Good Morning Gentle Readers,
Although this was written seven months ago, it languished in the draft box until I realized this morning that this was supposed to be up back in July. Hmmm. Our policy is to always blame the computer, so there ya have it. Old news is better than no news I suppose.
Traditionally small 'C' and 'S' corporations have, for the most part, escaped close scrutiny by IRS because it has been far more cost effective for the IRS to focus on higher income Schedule C filers.
Today, about 60% of all corporations in America are 'S' Corporations and the IRS has decided to take a harder look at a few of them. Five thousand of them to be precise. In the overall scheme of sheer numbers, that isn't a huge uptick in the risk of audt to the average 'S' corporation, but those who get the nod will find themselves in for a treat as this is a research project.

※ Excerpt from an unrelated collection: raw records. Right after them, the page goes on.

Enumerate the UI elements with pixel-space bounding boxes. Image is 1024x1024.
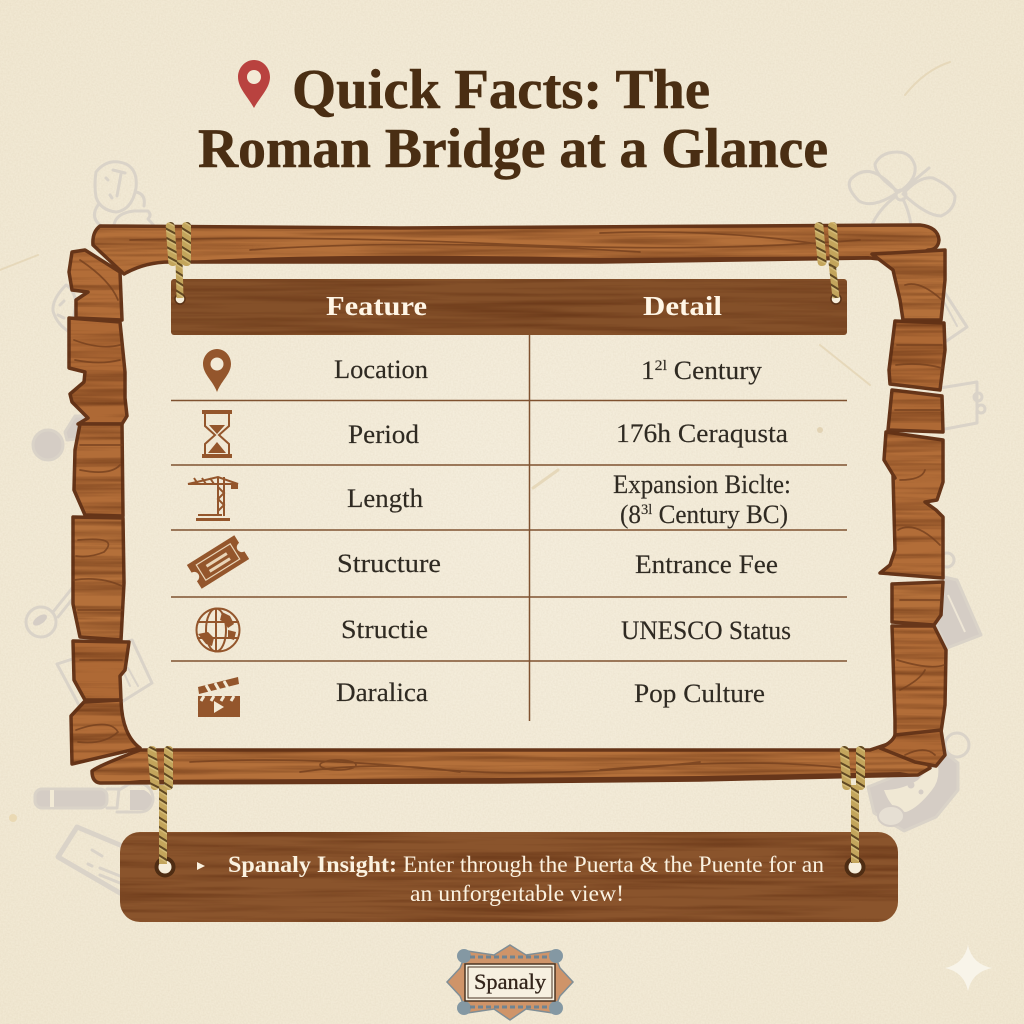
row: structure: Structure (337, 549, 441, 578)
ropes (147, 222, 865, 864)
icon: hourglass (202, 410, 232, 458)
doodle: charger box right (943, 290, 967, 342)
doodle: plug right (940, 382, 985, 429)
table grid lines (171, 335, 847, 721)
insight plank (120, 832, 898, 922)
icon: ticket (187, 535, 249, 589)
icon: globe (196, 608, 240, 652)
row: daralica: Pop Culture (634, 679, 765, 708)
rope: bottom left (147, 746, 173, 864)
arrow marker (197, 862, 205, 870)
row: structure (187, 535, 778, 589)
icon: location pin (203, 349, 231, 392)
row: period (202, 410, 788, 458)
table (171, 279, 847, 721)
row: length: Length (347, 484, 423, 513)
row: period: Period (348, 420, 419, 449)
eyelet right (846, 858, 864, 876)
row: length: 3l (641, 502, 652, 518)
frame: beam shadows and grain (74, 232, 944, 784)
row: period: 176h Ceraqusta (616, 419, 788, 448)
row: structure: Entrance Fee (635, 550, 778, 579)
frame: planks (69, 225, 946, 783)
insight text (228, 852, 825, 906)
row: length: Century BC) (652, 500, 788, 529)
table header plank: Detail (643, 291, 723, 321)
row: length: Expansion Biclte: (613, 470, 791, 499)
doodle: flower top right (849, 152, 955, 225)
insight text: Enter through the Puerta & the Puente for an (403, 852, 825, 877)
wooden frame (69, 225, 946, 784)
doodle: tag right (935, 553, 981, 648)
logo: Spanaly badge: Spanaly (474, 969, 546, 994)
table header plank: Feature (326, 291, 427, 321)
title: Roman Bridge at a Glance (198, 118, 828, 180)
background stains and scratches (0, 62, 950, 822)
doodle: stone faces top left (94, 162, 156, 229)
doodle: spoon left (26, 587, 74, 637)
icon: red location pin (238, 60, 270, 108)
doodle: teapot bottom right (868, 733, 969, 831)
icon: crane (188, 477, 238, 521)
icon: film clapper (198, 677, 240, 717)
row: location: 1 (641, 356, 654, 385)
title (198, 59, 828, 180)
row: length (188, 470, 791, 529)
row: structie (196, 608, 791, 652)
doodle: stone face left (53, 285, 76, 333)
doodle: glasses left (33, 416, 87, 460)
row: daralica (198, 677, 765, 717)
row: structie: UNESCO Status (621, 616, 791, 645)
plank background (120, 832, 898, 922)
doodle: tube bottom left (35, 784, 153, 812)
rope: top left (165, 222, 191, 298)
doodle: phone bottom left (58, 827, 120, 893)
table header plank (171, 279, 847, 335)
row: location: Century (667, 356, 762, 385)
row: location: Location (334, 355, 428, 384)
row: daralica: Daralica (336, 678, 428, 707)
logo: Spanaly badge (447, 945, 573, 1020)
row: location (203, 349, 762, 392)
row: location: 2l (655, 358, 667, 374)
row: length: (8 (620, 500, 642, 529)
title: Quick Facts: The (292, 59, 710, 121)
insight text: an unforgeıtable view! (410, 881, 624, 906)
row: structie: Structie (341, 615, 428, 644)
insight text: Spanaly Insight: (228, 852, 397, 877)
background doodles (26, 152, 985, 893)
rope: bottom right (839, 746, 865, 863)
eyelet left (156, 858, 174, 876)
doodle: notebook left (57, 640, 152, 707)
sparkle bottom right (945, 945, 992, 991)
rope: top right (814, 222, 839, 298)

"The use of S-corporations has exploded," said IRS Commissioner Mark Everson. "The IRS needs a better understanding of what this means for tax compliance."
A similar study of individual tax returns determined that taxpayer chicanery in 2001 ensured that an estimated 350 billion dollars stayed in the hands of those who earned it instead of being shoveled into government furnaces in DC.
It is pretty much a given that one signficant focus of these random audits will be owner/stockholder compensation. If the owner/stockholder works for the 'S' corporation he or she must receive a salary. That sounds like a given but because of the quirky nature of S corporations, (dividend) distributions are not subject to social security (self-employment) taxes. I was trying to get that last sentence into English and what it boils down to is that when you take money out of the S corporation it is treated like a draw from a partnership or a sole-proprietorship, but in reality the profits are what is distributed and those are taxable but unlike a partnership the profits are technically dividend distributions and therefore are not subject to self-employment (social security tax). Not surprisingly, there is an exploitable incentive there and owner/stockholders have used that to their advantage over the years often saving as much as ten thousand dollars a year per owner in self-employment tax. IRS doesn't like that and insists that there has to be reasonable salaries paid to owner/stockholders.
Our compromise is to peg the salary at say $40,000.00-$50,000.00 per year, which still saves thousands in self-employment tax. Disclaimer: no guarantees that this strategy will work every time and the specifics are beyond the scope of this discussion.